Methodologically, the studies included in the review were of reasonable quality. While the earliest review of self-compassion-related therapies concluded that treatment effectiveness was difficult to evaluate given methodological weaknesses in the field (Leaviss and Uttley 2015), we can be more confident in the quality of the RCTs reviewed here, although there was a particular risk of performance bias across the studies. It is unlikely that participants would expect as much improvement or found the condition as credible if they were in the control compared to the treatment group in many of the studies. This comes down to an absence of an active control condition in much research, and even where there was an active control condition, it was not always clear if it was well matched to the intervention condition in terms of social contact. It is important that conditions are matched on social contact in order to control for the significant impact of common factors in psychotherapy (Wampold 2015). The most rigorous test would involve comparing self-compassion-related therapies to gold-standard treatments, like CBT. This would involve evaluating the relative impact on primary mental health outcomes, as well as characterising the role of self-compassion in the therapeutic process. While this research is needed, it is worth noting that many studies included in this review did offer a reasonably high level of comparison, with treatment as usual sometimes including a high level of ongoing psychotherapy and/or pharmacotherapy. A further limitation was that some studies suffered from quite substantial attrition, often without making any rigorous analysis of any differences between dropouts and completers.

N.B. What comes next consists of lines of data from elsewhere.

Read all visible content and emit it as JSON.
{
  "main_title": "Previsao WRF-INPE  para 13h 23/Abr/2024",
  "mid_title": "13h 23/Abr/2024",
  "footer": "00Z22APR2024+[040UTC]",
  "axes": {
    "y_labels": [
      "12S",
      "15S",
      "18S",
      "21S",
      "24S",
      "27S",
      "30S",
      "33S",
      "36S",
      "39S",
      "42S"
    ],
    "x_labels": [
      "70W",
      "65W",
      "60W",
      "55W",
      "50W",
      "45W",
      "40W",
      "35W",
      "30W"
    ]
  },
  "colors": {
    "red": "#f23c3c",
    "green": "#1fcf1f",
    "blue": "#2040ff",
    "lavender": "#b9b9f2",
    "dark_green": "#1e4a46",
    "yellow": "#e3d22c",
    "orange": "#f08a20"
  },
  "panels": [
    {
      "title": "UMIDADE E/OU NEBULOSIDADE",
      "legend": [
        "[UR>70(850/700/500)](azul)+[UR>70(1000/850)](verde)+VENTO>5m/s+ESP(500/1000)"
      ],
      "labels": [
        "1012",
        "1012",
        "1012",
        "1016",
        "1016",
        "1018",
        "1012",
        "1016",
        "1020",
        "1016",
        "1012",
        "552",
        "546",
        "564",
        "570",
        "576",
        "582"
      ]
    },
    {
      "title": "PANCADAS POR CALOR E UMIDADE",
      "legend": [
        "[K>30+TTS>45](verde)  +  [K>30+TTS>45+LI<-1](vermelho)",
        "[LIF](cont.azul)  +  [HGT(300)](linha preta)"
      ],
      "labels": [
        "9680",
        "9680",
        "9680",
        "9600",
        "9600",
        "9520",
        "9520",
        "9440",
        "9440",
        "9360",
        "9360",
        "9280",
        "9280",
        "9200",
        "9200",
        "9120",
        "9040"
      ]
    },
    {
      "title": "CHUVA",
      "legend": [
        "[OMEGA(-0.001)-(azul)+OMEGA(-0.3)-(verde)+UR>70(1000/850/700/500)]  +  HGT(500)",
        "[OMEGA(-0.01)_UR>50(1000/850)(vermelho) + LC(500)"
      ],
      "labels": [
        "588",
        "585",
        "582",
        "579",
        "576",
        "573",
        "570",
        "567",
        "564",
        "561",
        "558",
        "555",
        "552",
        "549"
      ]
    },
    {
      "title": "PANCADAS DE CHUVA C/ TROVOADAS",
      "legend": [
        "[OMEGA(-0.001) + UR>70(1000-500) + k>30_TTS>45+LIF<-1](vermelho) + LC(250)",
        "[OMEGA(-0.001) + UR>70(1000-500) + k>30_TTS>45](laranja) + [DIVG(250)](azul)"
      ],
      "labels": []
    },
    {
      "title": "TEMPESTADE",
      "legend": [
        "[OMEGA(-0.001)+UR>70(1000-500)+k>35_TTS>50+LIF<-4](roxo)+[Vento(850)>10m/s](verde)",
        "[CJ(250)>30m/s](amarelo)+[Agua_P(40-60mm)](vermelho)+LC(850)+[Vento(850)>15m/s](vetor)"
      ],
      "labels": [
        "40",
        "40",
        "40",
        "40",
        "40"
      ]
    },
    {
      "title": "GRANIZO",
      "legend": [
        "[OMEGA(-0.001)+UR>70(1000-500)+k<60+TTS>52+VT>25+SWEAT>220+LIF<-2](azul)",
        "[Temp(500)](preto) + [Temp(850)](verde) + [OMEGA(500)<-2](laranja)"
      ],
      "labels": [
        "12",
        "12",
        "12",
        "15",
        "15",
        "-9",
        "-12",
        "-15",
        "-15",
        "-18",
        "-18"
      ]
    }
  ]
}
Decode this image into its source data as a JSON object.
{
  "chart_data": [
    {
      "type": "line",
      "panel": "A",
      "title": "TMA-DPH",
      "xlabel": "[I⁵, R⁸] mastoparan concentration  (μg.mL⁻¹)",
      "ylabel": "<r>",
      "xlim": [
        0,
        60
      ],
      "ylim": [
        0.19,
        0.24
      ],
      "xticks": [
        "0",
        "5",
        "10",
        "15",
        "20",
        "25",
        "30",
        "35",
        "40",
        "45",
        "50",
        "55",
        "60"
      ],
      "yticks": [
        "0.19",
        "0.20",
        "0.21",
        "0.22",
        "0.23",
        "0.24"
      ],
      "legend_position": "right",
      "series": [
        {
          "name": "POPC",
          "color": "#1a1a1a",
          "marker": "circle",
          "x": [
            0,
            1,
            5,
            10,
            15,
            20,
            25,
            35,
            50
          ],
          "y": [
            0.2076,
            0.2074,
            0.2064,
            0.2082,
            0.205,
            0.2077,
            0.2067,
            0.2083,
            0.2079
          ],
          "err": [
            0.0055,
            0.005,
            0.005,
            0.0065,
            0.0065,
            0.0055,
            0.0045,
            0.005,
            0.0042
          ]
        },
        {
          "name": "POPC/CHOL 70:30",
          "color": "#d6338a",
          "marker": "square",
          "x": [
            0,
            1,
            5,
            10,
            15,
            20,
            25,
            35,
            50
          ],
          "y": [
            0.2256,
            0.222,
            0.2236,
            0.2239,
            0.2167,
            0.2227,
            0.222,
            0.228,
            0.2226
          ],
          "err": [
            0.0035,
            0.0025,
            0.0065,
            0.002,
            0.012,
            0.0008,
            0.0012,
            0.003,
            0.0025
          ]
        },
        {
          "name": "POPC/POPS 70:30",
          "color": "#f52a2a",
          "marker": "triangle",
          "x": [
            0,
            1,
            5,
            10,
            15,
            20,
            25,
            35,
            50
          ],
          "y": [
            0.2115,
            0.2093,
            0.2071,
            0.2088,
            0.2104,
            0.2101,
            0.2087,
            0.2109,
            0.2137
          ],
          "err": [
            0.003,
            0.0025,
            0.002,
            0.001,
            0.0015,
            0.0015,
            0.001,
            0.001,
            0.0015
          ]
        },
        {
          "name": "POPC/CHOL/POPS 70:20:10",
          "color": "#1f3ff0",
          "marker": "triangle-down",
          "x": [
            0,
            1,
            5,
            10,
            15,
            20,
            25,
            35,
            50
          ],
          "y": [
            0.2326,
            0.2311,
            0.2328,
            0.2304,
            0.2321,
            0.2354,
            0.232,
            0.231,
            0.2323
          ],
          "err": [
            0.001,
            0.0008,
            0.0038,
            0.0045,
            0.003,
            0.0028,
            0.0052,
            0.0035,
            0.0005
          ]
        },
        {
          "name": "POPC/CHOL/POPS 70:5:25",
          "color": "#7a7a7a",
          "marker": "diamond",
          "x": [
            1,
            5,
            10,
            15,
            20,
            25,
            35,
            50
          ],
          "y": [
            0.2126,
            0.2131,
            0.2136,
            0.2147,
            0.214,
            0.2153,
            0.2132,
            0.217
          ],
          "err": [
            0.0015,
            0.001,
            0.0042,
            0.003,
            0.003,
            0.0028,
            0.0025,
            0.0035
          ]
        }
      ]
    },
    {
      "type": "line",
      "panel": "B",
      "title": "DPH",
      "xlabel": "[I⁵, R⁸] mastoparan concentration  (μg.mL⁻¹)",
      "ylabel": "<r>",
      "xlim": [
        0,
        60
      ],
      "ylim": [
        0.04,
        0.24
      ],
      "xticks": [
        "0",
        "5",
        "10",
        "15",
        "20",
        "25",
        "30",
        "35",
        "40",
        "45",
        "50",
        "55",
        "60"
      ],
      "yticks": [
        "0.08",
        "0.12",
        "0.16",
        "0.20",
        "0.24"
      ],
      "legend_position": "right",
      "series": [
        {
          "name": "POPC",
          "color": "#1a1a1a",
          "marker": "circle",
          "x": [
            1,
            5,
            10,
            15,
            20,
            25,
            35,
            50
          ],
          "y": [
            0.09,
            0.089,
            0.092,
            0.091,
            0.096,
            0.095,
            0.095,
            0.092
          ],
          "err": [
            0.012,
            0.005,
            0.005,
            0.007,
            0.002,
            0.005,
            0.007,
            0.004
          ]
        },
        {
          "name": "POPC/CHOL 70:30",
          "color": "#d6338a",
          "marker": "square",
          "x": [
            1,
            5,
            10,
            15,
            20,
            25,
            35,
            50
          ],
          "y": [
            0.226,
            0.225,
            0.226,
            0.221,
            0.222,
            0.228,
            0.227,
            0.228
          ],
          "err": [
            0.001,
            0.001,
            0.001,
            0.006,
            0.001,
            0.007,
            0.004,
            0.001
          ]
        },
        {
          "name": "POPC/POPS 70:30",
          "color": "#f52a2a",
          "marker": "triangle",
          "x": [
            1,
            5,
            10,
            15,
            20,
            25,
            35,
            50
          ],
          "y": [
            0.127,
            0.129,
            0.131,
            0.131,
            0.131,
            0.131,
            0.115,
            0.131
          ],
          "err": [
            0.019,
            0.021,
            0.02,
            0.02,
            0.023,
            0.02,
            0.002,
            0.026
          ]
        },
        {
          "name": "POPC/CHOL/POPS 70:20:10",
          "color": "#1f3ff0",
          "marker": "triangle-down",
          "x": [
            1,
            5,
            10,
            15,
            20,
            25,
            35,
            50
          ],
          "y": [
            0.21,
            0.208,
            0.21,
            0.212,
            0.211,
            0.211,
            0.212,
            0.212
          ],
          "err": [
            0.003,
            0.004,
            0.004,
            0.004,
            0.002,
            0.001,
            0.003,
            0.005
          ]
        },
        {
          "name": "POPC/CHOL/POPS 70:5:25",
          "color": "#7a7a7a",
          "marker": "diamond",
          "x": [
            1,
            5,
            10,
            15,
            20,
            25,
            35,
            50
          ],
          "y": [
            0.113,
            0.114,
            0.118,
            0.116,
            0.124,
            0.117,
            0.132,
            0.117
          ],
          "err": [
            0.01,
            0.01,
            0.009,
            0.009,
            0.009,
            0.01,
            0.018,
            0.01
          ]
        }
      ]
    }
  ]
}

Intention-to-treat analyses were not carried out consistently, although favouring per-protocol analyses is understandable given the sometimes low sample sizes and the fledgling status of compassion-related therapies. Longer follow-up periods would also be advisable, given that boosting self-compassion is likely to be a useful approach for buffering against relapsing mental disorders; this can only be assessed if medium-term follow-up is conducted.

In conclusion, this meta-analysis found that self-compassion-related interventions had moderate effects on self-compassion, depression and anxiety outcomes across 22 RCTs. However, when limiting analysis to comparisons between self-compassion-related interventions and active control condition, there were no significant differences in outcome. This suggests that self-compassion-related interventions lacked a specific effect when compared to other active treatments. There was no evidence that effects differed between clinical and subclinical populations, nor between therapies with an explicit or implicit aim to boost self-compassion. In the analysis of the subscales of the SCS, there was some variability in how modifiable subscales were, with negative subscales appearing to be more amenable to therapeutic change, supporting the view that collapsing the subscales into one total may risk losing clinically relevant information. Synthesis of research findings indicated that changes in self-compassion were related to changes in psychopathology, although there was no evidence that this relationship was specific to self-compassion-related interventions. Overall, this review provides good evidence that levels of self-compassion can be modified in third-wave self-compassion-related therapies, but does not indicate that these therapies are any better in promoting self-compassion than other active psychological treatments.